I love to write, but that doesn't make it great. Sometimes it very difficult. This poem was very special though, and now I know what made it so. Love. People have asked me, what my writing style is? I never knew what it was. Today, I know. I cannot write well, writing about myself. I write about others, for my love and appreciation of them. People give me the gift of writing, and writing well............people.

Thursday, August 18, 2005

Really

"Daughter," I ask, "What did you eat this morning?"

"Chocolate bars," says Daughter

"How many?" I ask.

"Just two, honestly Mom." say daughter.

"You know Daughter, too much sugar can be very dangerous. It can make you really sick.
Just like Grandpa, he has diabetes so he has to avoid sugar as it makes him sick." I state.

"He's allergic to sugar right, Mom," says Daughter.

"Yes, sorta," I say.

With a very concerned look, daughter says,"So because I eat all that sugar, Grandpa might be allergic to me, and I won't be able to play with him?"

"Lets go through this again, shall we," I say chuckling.

Tuesday, August 16, 2005

The Window

Looking out... I see
a buzzing bee,
A lilac in full bloom,
and the grass as green can bee.

Looking out...she sees
barren land,
a life of hunger,
tears of struggle,
and hears the army tanks like thunder.

Looking out...he sees,
glass towers
roof tops,
smoke stacks
and the streets filled with pressed slacks.

A window into the world is not always a pretty sight.

Monday, August 15, 2005

I'll Phone You

Nothing worse than the phone ringing first thing in the morning. No time for coffee, a stretch, or a pee, just a ring, ring in your ear. Lovely.

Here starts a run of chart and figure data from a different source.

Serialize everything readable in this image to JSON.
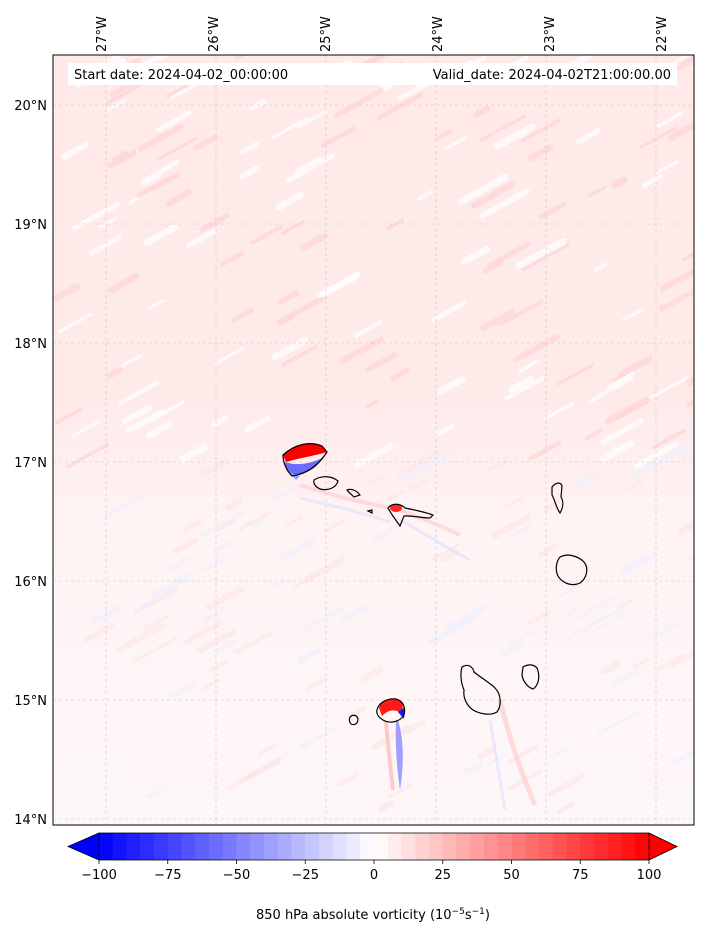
{
  "map": {
    "start_label": "Start date: 2024-04-02_00:00:00",
    "valid_label": "Valid_date: 2024-04-02T21:00:00.00",
    "lon_labels": [
      "27°W",
      "26°W",
      "25°W",
      "24°W",
      "23°W",
      "22°W"
    ],
    "lat_labels": [
      "20°N",
      "19°N",
      "18°N",
      "17°N",
      "16°N",
      "15°N",
      "14°N"
    ],
    "lon_values": [
      -27,
      -26,
      -25,
      -24,
      -23,
      -22
    ],
    "lat_values": [
      20,
      19,
      18,
      17,
      16,
      15,
      14
    ],
    "background_color": "#fff5f5",
    "north_tint_color": "#ffe7e7",
    "coastline_color": "#000000"
  },
  "colorbar": {
    "label": "850 hPa absolute vorticity (10",
    "label_exp1": "−5",
    "label_mid": "s",
    "label_exp2": "−1",
    "label_end": ")",
    "tick_labels": [
      "−100",
      "−75",
      "−50",
      "−25",
      "0",
      "25",
      "50",
      "75",
      "100"
    ],
    "tick_values": [
      -100,
      -75,
      -50,
      -25,
      0,
      25,
      50,
      75,
      100
    ],
    "vmin": -100,
    "vmax": 100,
    "extend": "both",
    "colormap": "bwr",
    "low_color": "#0000ff",
    "mid_color": "#ffffff",
    "high_color": "#ff0000"
  }
}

Now being a stay- at- home Mother causes me to run, run all day long, so after eight in the evening with the children are in bed, I finally get a chance to relax on the couch.

Ring, Ring, once again, if it's not a child crying for water it is a ring, ring in you ear.

A have an answering machine, it works fine and often nobody leaves a message.

Last week, I got hounded because I'm never home and don't answer my phone. Well, to be blunt, I should not answer the phone 24-7. Unless you need a good blast of "Leave me the Hell Alone, I'm feeling anti social."

So there it is. So leave a message and I'll call you back. And yes, sometimes I just ain't home.

Monday, August 01, 2005

On the Menu this week.

This week I was served a bowl of human suffering.

Small bowl, just enough for my mind to carry me to the deep depths of dispair. I watched a movie, "The Notebook." I cried, and thought about life and cried somemore. Now I'd still be crying if it weren't for the reality interuptions of cooking dinner and doing dishes.

Life is not always romantic, entertaining, or funny. It's not always warm, fuzzy and comfortable. Most of the time it's just blah...sometimes down right cruel.